Authors: Henry Ngo, Heather A. Knutson, Sasha Hinkley, Marta Bryan, Justin R. Crepp, Konstantin Batygin, Ian Crossfield, Brad Hansen, Andrew W. Howard, John A. Johnson, Dimitri Mawet, Timothy D. Morton, Philip S. Muirhead and Ji Wang
First author’s institution: Division of Geological and Planetary Sciences, California Institute of Technology
Status: Accepted for publication in The Astrophysical Journal
New exoplanets are being discovered at an incredibly fast rate, at times even coming in bunches. We think we have a pretty good idea of how the Solar System formed and evolved, but we still scratch our heads with planetary systems with hot Jupiters, which are gas giants that live inexplicably close to their host stars, and how they ended up there. In today’s paper, we will see how exoplanet hunters are trying to piece this puzzle together by looking for binary companions of hot Jupiters.
“Where I end and you begin”
The most accepted explanation for how the Solar System formed is the nebular hypothesis, which is very simple: All objects started as rocky or icy planetesimals orbiting the young Sun in a dusty disk, acquiring more and more mass with time. Because of higher temperatures and the smaller quantity of material in the inner disk, the small rocky cores (which eventually grow into rocky planets) in this region did not become massive enough to accrete large quantities of gas. On the other hand, the most distant icy cores managed to grow thick atmospheres, becoming gas giant planets. Some recent discoveries have, however, rendered this explanation incomplete.
Hot Jupiters are gas giant planets that orbit very close to their host stars, with orbital periods up to ~100 days (about the same as Mercury), which means they are incredibly hot and exposed to erosion by fierce stellar winds. These objects cannot be explained by the nebular hypothesis alone. Our best guess for how they ended up there of all places is planetary migration. As we will see next, the authors of today’s paper further explored the idea that the presence of a binary stellar companion in systems with hot Jupiters is a key player in the formation of these objects.
In the present study, Henry Ngo and collaborators, known as Friends of Hot Jupiters, probe a sample of 77 stars that host a hot Jupiter, as well as the configuration of their orbits. They were observed at the NIRC2 camera, powered by the adaptive optics system at the Keck II Telescope (Hawaii) between 2012 and 2016, in a direct search for nearby stellar companions (see Fig. 1 above).
In total, they found 17 companion candidates in 15 of the observed targets, from which we can extract a “raw” rate of binarity. Considering that the search is not complete in the entire spectrum of possible orbital configurations, it is necessary to perform a correction for incompleteness.

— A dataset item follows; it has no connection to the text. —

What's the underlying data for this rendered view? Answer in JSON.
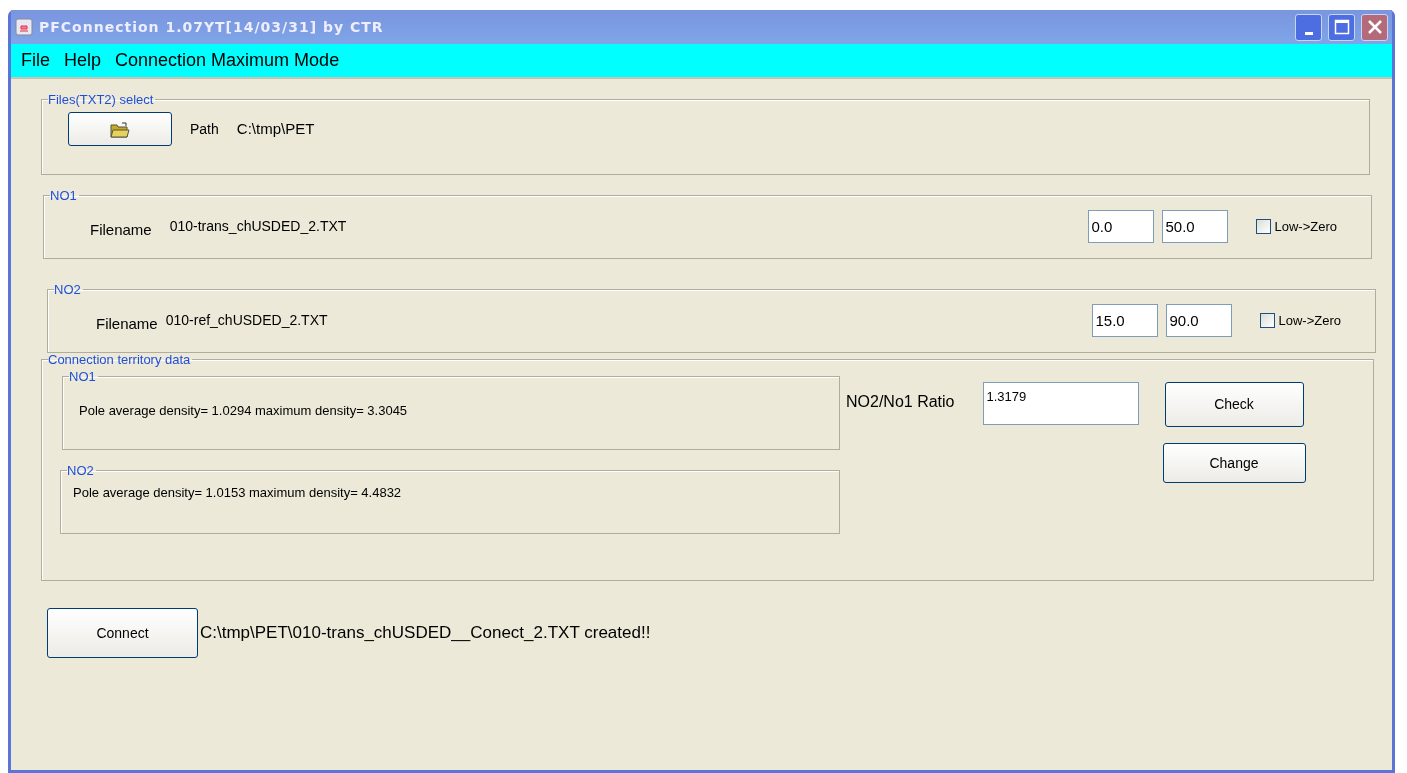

After doing this correction, they obtain that 47% ± 7% of those systems have stellar companions within separations (distance from the main star) between 50 and 2000 AU, differing significantly from the binarity rates for “average Joe” solar-type field stars (those that are not attached to a cluster), which they find to be ~16%. Additionally, they also use radial velocity data to infer that only ~4% of systems that host hot Jupiters have binary companions between 1 and 50 AU, further suggesting that close binaries inhibit planet formation — no surprises here. All these results can be summarized by Fig. 2 below.
Jigsaw falling into place
The authors suggest that the reason for a higher binarity rate for systems hosting a hot Jupiter is that a companion at larger separations facilitates the formation of gas giants. These massive planets would then migrate inwards either by gravitational interaction with the dusty disk (type II disk migration) or with a distant stellar companion (also known as the Kozai-Lidov mechanism). They estimate that up to 16% ± 5% of gas giants migrated due to the latter phenomenon, which means it cannot be the dominant migration route for transiting hot Jupiters.
Little by little we have just begun to put the big picture puzzle of exoplanets together, and we have a lot to thank for Kepler and ground-based surveys that we are able to do this. In the near future, the satellite Gaia is going to provide long-term observations that may help us to more precisely constrain the orbits of hot Jupiter-hosting binaries, which in turn will allow a better understanding of their role in planet formation.